El mundo como parque temático

Elvira Navarro
Es verano y, como siempre, me he ido a pasar unos días a mi pueblo, que es agrícola y sobre todo ganadero, y que se está salvando de la despoblación por los pelos, lo que en estas circunstancias de abandono de la España rural no significa que el municipio esté creciendo, sino que aún hay mucha gente que no se marcha porque encuentra la manera de ganarse la vida aquí. Sin embargo, me cuentan que la mayor parte de los pueblos de los alrededores se están quedando vacíos a una velocidad vertiginosa, que hay calles enteras con todas sus casas a la venta, que ya apenas nacen y crecen niños en la comarca y que el paisaje humano lo conforman sobre todo ancianos. No hay trabajo, tampoco se ofrecen alternativas.
A la migración a la ciudad en busca de una vida mejor hay que ponerle muchos entrecomillados, pues la mayor parte de las veces la vida no es mejor en las ciudades. Simplemente se subsiste en ellas con trabajos mal pagados, ahorrando sin fin para el alquilar o la compra de un pisito donde terminar embutido como una salchicha. Tus hijos se acostumbran a vivir así: mirando el edificio de enfrente, tan feo, pequeño y mal hecho como el tuyo, jugando en parques con suelo de caucho y vallados, donde ni siquiera hay contacto con la tierra, y que a lo que más se parecen es a los pipicanes de los perros (donde al menos hay tierra), o en patios de colegio de cemento y sin vegetación, que recuerdan a cárceles.
Igual me estoy poniendo muy dramática, pero mucha gente hemos visto no solo cómo los pueblos se quedan sin niños, sino también cómo en las calles de las ciudades los críos se mueven hipercontrolados, en recintos siempre cerrados y con una presencia adulta permanente incluso cuando los chiquillos ya no son tan niños y empiezan a tener edad de explorar el mundo a solas.
Se dice a menudo que las ciudades ofrecen mucho más que los pueblos, afirmación que a simple vista parece una obviedad: son grandes, hay más variedad de servicios, de gentes, de patrimonio, por no hablar de la oferta cultural. Sin embargo, eso es así en la medida en que te mueves libremente por ellas, sin miedo, y en que la propia ciudad conserva un espacio público vigoroso. Pero la tendencia es la contraria, y su modelo es la de los parques infantiles: que la vida de las personas acabe desenvolviéndose en espacios muy acotados. Los nuevos barrios son ya de manzana cerrada, entre otras cosas para que los niños no tengan que salir a jugar; los locales comerciales son cada vez más escasos porque pierde importancia la vida en la calle, y todo se concentra en un lugar donde lo único que se aprende es el consumo desaforado y a comer mal (en todos los sentidos de la palabra mal) en franquicias: el centro comercial.
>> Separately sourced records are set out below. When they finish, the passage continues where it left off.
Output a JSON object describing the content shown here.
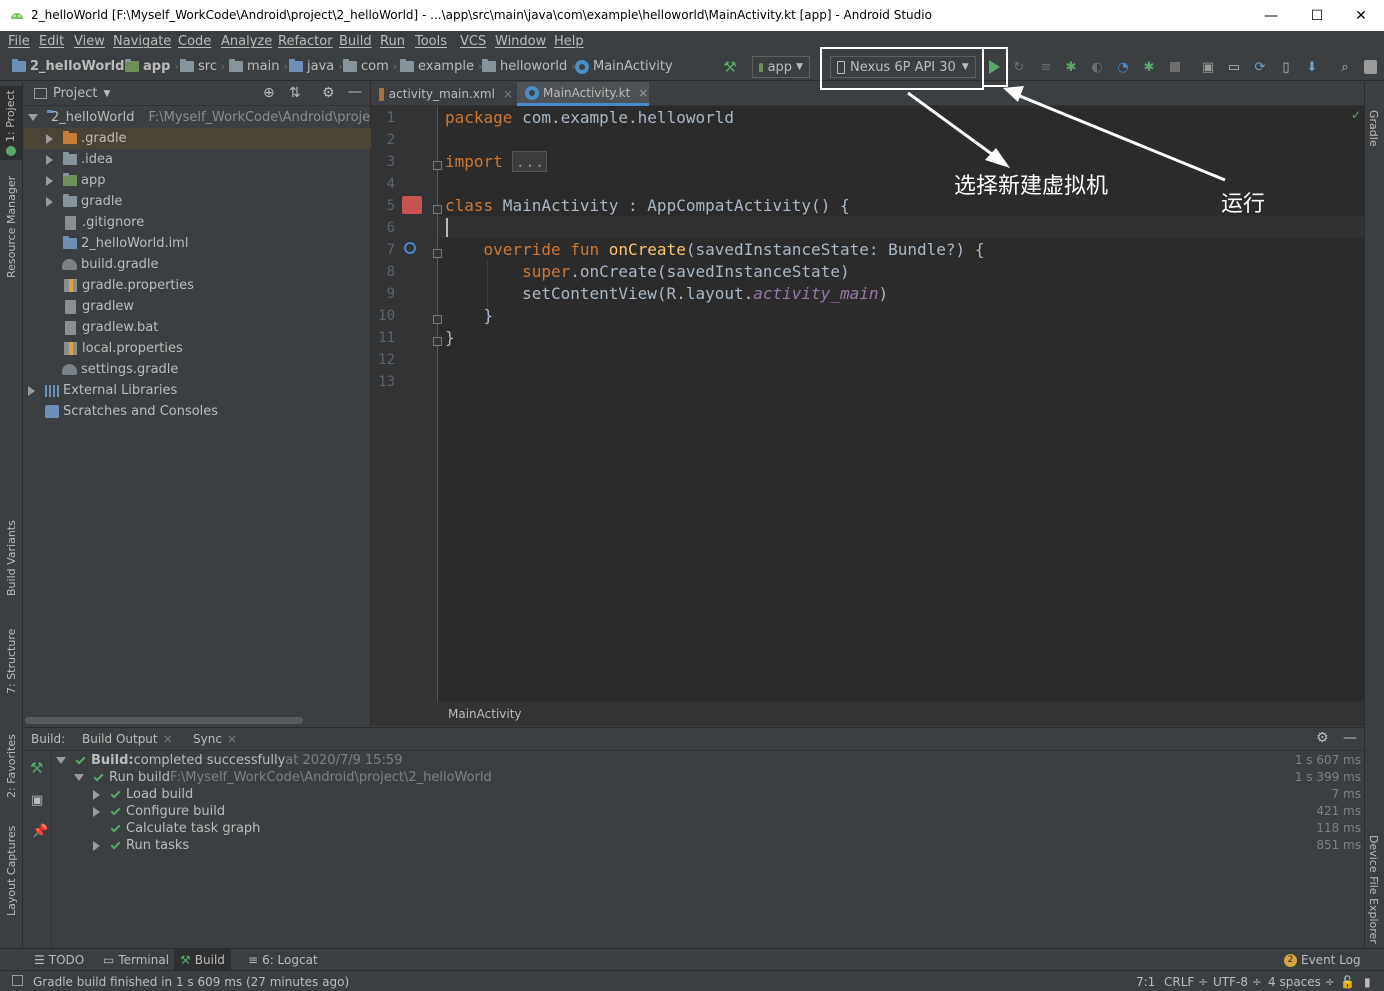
{
  "window": {
    "title": "2_helloWorld [F:\\Myself_WorkCode\\Android\\project\\2_helloWorld] - ...\\app\\src\\main\\java\\com\\example\\helloworld\\MainActivity.kt [app] - Android Studio",
    "minimize": "—",
    "maximize": "☐",
    "close": "✕"
  },
  "menu": [
    "File",
    "Edit",
    "View",
    "Navigate",
    "Code",
    "Analyze",
    "Refactor",
    "Build",
    "Run",
    "Tools",
    "VCS",
    "Window",
    "Help"
  ],
  "breadcrumbs": [
    "2_helloWorld",
    "app",
    "src",
    "main",
    "java",
    "com",
    "example",
    "helloworld",
    "MainActivity"
  ],
  "toolbar": {
    "run_config": "app",
    "device": "Nexus 6P API 30"
  },
  "left_stripe": {
    "project": "1: Project",
    "resource_manager": "Resource Manager",
    "build_variants": "Build Variants",
    "structure": "7: Structure",
    "favorites": "2: Favorites",
    "layout_captures": "Layout Captures"
  },
  "right_stripe": {
    "gradle": "Gradle",
    "device_file_explorer": "Device File Explorer"
  },
  "project_panel": {
    "header": "Project",
    "root_name": "2_helloWorld",
    "root_path": "F:\\Myself_WorkCode\\Android\\project\\",
    "items": [
      ".gradle",
      ".idea",
      "app",
      "gradle",
      ".gitignore",
      "2_helloWorld.iml",
      "build.gradle",
      "gradle.properties",
      "gradlew",
      "gradlew.bat",
      "local.properties",
      "settings.gradle"
    ],
    "external_libraries": "External Libraries",
    "scratches": "Scratches and Consoles"
  },
  "editor_tabs": [
    "activity_main.xml",
    "MainActivity.kt"
  ],
  "editor": {
    "line_numbers": [
      "1",
      "2",
      "3",
      "4",
      "5",
      "6",
      "7",
      "8",
      "9",
      "10",
      "11",
      "12",
      "13"
    ],
    "l1_kw": "package",
    "l1_rest": " com.example.helloworld",
    "l3_kw": "import",
    "l3_fold": "...",
    "l6_kw": "class",
    "l6_rest": " MainActivity : AppCompatActivity() {",
    "l8_kw": "override fun",
    "l8_fn": "onCreate",
    "l8_rest": "(savedInstanceState: Bundle?) {",
    "l9_kw": "super",
    "l9_rest": ".onCreate(savedInstanceState)",
    "l10_pre": "setContentView(R.layout.",
    "l10_it": "activity_main",
    "l10_post": ")",
    "l11": "}",
    "l12": "}",
    "breadcrumb": "MainActivity"
  },
  "build_window": {
    "title": "Build:",
    "tabs": [
      "Build Output",
      "Sync"
    ],
    "rows": [
      {
        "bold": "Build:",
        "text": " completed successfully",
        "dim": " at 2020/7/9 15:59",
        "time": "1 s 607 ms"
      },
      {
        "bold": "",
        "text": "Run build",
        "dim": " F:\\Myself_WorkCode\\Android\\project\\2_helloWorld",
        "time": "1 s 399 ms"
      },
      {
        "bold": "",
        "text": "Load build",
        "dim": "",
        "time": "7 ms"
      },
      {
        "bold": "",
        "text": "Configure build",
        "dim": "",
        "time": "421 ms"
      },
      {
        "bold": "",
        "text": "Calculate task graph",
        "dim": "",
        "time": "118 ms"
      },
      {
        "bold": "",
        "text": "Run tasks",
        "dim": "",
        "time": "851 ms"
      }
    ]
  },
  "bottom_tabs": {
    "todo": "TODO",
    "terminal": "Terminal",
    "build": "Build",
    "logcat": "6: Logcat",
    "event_log": "Event Log",
    "event_count": "2"
  },
  "status": {
    "message": "Gradle build finished in 1 s 609 ms (27 minutes ago)",
    "position": "7:1",
    "line_sep": "CRLF ÷",
    "encoding": "UTF-8 ÷",
    "indent": "4 spaces ÷"
  },
  "annotations": {
    "new_vm": "选择新建虚拟机",
    "run": "运行"
  },
  "colors": {
    "keyword": "#cc7832",
    "function": "#ffc66d",
    "field": "#9876aa",
    "success": "#59a869",
    "accent": "#4a88c7"
  }
}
Para mucha gente que nace y crece en unas ciudades cuyo modelo es el que acabo de referir, la única experiencia del funcionamiento básico de este mundo acaba siendo la de un parque temático: superficial, subsumida en el ocio. Se visita la naturaleza en vacaciones o durante los fines de semana, como algo bonito y ajeno, o como una extensión del parque donde hacemos running. Con suerte, a los niños se les manda durante quince días a una granja escuela donde, por primera vez, ven en directo cómo escarban o ponen huevos las gallinas, o cómo los tomates no crecen en bandejas de poliespán. El funcionamiento real, biológico, de la vida se convierte en un bicho raro y exótico con el que rara vez tenemos que lidiar.
Los pueblos poseen un valor que va más allá de una bucólica tranquilidad: mantienen a los que los habitan pegados a esta tierra que tanto hablamos de proteger, pero de la que cada vez sabemos menos. Hemos desaprendido demasiadas cosas, y aunque este artículo no tiene como fin reivindicar la vuelta al pueblo, sí creo que debería propiciarse un equilibrio entre lo rural y lo urbano si no queremos olvidar aquello de lo que depende la existencia de los seres vivos en este planeta, ese equilibrio delicado que se basa en saber cuidar los recursos para que los recursos sigan cuidando de nosotros.